The operator launched the tariff last week (1 February) in a bid to further distinguish itself from its sister brand Orange. The unlimited offer met a cool reception from rival operators, with one suggesting T-Mobile was rolling out the tariff to target the spate of customers who took out two-year iPhone contracts in late 2009 or early 2010. However, all three rival networks said they had faith in their existing offers and would not be following T-Mobile’s lead. Vodafone highlighted its Data Test Drive, while Three championed its The One Plan and O2 its Bolt On packages. One operator said: ‘We’re not hugely conscious of the need to react to it.’
The Full Monty tariff is being used by T-Mobile as a means of switching late adopters onto smartphones by removing concerns about exceeding allowances. The lowest entry point tariff is £36 per month for two years, which allows a customer to get a free Samsung Galaxy S II or a 16GB iPhone 4S for a £99 upfront fee.
However, despite the new tariff being backed by a multimillion-pound advertising campaign including television ads, it is not being extended to Orange customers. T-Mobile UK head of propositions Ben Fritsch said: ‘The market is very dynamic and there’s no doubt we have listened to our customers. Between Orange and T-Mobile customers there’s different ways of accessing the markets and listening to what customers need.’
T-Mobile senior proposition manager Regan Whitehead told Mobile the tariff came off the back of consumer research. He said: ‘The research highlighted T-Mobile customers are value seekers so when we were looking at the Full Monty launch, it was right to lean towards those customers. Orange customers are more about innovation and offering new services to customers.’
Fritsch said the consumer research looked into the obstacles that were preventing customers from buying smartphones. ‘There’s been a fair amount of consumer research into smartphones that understands where the market is.

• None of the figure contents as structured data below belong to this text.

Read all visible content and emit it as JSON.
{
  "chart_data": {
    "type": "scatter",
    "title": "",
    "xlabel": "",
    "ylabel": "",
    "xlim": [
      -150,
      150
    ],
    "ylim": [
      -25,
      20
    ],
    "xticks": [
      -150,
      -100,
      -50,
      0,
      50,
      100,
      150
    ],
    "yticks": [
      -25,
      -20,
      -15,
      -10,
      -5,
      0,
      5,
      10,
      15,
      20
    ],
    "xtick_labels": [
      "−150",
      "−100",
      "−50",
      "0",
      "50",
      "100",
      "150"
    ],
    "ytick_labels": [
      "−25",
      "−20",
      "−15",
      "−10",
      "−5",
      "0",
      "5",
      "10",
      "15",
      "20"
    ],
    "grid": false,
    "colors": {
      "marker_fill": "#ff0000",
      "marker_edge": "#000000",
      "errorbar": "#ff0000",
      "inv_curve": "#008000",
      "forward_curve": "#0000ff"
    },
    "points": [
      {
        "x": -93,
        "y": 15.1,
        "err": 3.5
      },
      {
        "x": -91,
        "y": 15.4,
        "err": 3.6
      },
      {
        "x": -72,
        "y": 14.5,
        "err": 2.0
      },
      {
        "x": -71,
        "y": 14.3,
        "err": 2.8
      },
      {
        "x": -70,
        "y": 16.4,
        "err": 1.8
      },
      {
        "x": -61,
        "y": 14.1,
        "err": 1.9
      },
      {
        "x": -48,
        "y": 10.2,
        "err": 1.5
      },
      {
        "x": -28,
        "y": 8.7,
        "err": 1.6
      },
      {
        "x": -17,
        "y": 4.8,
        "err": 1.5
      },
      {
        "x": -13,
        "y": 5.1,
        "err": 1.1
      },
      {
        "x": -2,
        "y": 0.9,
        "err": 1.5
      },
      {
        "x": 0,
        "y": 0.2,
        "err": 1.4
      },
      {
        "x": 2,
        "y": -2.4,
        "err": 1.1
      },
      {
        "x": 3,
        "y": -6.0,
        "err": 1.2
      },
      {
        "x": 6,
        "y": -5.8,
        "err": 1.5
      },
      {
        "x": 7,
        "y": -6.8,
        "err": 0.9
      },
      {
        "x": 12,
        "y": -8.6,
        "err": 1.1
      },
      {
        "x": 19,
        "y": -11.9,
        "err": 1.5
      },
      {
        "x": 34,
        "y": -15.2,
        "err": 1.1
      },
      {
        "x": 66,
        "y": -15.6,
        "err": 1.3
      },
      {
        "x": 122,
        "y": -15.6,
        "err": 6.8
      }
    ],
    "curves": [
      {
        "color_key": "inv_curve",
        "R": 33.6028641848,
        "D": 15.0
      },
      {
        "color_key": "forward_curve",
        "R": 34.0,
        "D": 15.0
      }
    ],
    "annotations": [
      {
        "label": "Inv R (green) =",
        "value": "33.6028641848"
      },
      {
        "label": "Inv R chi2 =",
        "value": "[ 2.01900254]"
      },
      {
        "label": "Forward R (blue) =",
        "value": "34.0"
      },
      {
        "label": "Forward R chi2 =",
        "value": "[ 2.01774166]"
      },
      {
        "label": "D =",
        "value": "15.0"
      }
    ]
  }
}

But the key point for us was not understanding who has a smartphone, but thinking about those who don’t and what is stopping them from doing so.’
An Everything Everywhere spokesman said the Full Monty offer was not being extended to Orange customers because the business wanted to keep the brands separate. He said: ‘It’s very much in keeping with what T-Mobile customers like, which is straightforward value. Orange offers more for more. Its proposition is slightly richer and offers the likes of apps to try for free, whereas T-Mobile is more what you see is what you get.’